As you read this, Edinburgh’s basements are infested with performers baring their souls, hammering nails into their faces, savagely mocking the recently, tragically dead – all for the sake of a gasp, a guilty laugh and a tenner on the door. Edward Aczel, armed with a flip chart and a passion for SWOT analysis, is braver than the lot of them.
If you’ll excuse the image, Aczel’s sensible slacks must harbour a monstrous set of balls, considering the unflinching commitment with which he drones his way through this soporific yet strangely compelling display of anti-comedy. He begins on an apologetic note, lowering our expectations before ‘a comedy show designed to be moderately amusing’. What follows is a presentation on the various directions Aczel’s life might have taken – each expressed through the medium of bullet points and graphs. With a permanent wince and a voice made to read small print, he knowingly dices with his crowd’s attention span as the set wears on.

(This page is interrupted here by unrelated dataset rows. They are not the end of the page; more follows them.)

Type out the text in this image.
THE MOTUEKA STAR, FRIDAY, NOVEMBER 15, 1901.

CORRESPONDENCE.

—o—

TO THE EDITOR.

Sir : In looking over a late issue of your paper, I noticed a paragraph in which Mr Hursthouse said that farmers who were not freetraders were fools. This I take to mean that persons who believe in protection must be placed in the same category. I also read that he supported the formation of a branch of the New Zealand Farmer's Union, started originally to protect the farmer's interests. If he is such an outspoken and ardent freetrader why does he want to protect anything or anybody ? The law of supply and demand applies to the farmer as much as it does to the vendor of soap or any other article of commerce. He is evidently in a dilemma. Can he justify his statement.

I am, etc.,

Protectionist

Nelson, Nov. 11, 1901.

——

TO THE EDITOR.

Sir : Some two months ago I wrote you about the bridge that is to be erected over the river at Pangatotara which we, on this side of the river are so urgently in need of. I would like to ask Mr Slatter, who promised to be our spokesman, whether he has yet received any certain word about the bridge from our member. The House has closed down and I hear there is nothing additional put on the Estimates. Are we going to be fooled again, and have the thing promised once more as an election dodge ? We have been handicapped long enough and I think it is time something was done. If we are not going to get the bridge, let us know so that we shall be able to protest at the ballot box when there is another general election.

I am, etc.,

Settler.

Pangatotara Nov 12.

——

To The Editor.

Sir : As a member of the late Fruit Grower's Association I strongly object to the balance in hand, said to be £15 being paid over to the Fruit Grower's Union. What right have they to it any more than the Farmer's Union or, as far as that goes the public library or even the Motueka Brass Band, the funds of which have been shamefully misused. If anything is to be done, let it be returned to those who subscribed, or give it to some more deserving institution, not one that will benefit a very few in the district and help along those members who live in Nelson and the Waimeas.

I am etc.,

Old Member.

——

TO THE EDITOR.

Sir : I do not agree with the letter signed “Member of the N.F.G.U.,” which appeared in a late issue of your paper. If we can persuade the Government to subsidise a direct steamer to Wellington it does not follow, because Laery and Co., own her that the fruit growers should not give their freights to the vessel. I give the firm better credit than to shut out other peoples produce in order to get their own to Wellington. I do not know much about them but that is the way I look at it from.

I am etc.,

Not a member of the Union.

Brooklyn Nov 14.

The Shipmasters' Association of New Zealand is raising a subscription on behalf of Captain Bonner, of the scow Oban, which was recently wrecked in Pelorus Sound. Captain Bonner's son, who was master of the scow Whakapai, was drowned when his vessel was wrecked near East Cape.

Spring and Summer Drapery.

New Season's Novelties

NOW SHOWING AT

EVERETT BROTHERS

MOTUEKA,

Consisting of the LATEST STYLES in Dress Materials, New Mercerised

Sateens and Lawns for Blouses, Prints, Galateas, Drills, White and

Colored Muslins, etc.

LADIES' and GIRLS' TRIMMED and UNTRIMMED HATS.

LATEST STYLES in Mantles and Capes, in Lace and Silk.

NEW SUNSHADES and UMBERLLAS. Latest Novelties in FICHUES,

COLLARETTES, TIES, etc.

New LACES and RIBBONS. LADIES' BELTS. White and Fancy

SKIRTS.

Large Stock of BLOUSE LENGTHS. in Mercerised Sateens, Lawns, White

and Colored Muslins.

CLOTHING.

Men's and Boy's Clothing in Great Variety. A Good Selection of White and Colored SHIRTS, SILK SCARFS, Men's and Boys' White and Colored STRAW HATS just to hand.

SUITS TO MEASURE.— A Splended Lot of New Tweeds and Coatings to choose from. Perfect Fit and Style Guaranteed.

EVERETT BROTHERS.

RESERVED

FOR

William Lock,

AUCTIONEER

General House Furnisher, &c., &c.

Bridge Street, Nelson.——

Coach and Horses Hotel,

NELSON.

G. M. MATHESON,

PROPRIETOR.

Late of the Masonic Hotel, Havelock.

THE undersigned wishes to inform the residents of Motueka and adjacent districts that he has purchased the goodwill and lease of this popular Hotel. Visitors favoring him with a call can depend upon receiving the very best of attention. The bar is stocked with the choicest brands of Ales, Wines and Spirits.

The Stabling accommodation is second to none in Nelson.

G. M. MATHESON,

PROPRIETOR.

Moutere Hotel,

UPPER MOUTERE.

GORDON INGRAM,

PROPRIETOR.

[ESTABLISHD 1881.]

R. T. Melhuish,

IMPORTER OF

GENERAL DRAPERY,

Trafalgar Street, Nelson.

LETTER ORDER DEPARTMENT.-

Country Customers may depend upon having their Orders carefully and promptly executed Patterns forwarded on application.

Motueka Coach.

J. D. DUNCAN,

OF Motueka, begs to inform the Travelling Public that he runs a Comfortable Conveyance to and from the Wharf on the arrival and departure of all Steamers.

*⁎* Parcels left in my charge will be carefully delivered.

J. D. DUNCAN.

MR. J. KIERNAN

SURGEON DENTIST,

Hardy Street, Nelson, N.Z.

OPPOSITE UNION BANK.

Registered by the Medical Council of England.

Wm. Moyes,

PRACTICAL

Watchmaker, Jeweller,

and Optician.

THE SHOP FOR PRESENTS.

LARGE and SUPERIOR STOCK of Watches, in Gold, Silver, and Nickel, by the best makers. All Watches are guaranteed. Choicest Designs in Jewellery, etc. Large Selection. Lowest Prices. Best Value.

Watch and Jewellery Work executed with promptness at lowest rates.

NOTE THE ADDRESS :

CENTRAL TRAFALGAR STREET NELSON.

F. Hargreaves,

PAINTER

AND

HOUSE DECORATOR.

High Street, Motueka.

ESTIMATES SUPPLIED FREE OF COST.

The craft needed to build a full-length show with virtually no conventional gags is certainly the most impressive aspect of Aczel’s act, maintaining as it does such a paradoxically high level of quality. Watching Aczel’s studiedly half-arsed impersonation of Northern comedy’s nostalgia or improv’s empty zaniness, it’s clear that this is a man who knows his art inside out and has carved himself the perfect niche on comedy's fringes. He labours the juxtaposition of his miserable wonk persona with professed—but unfulfilled—themes of nihilism and apocalypse, but when a simple sneer can raise a laugh, his character alone more than carries the show.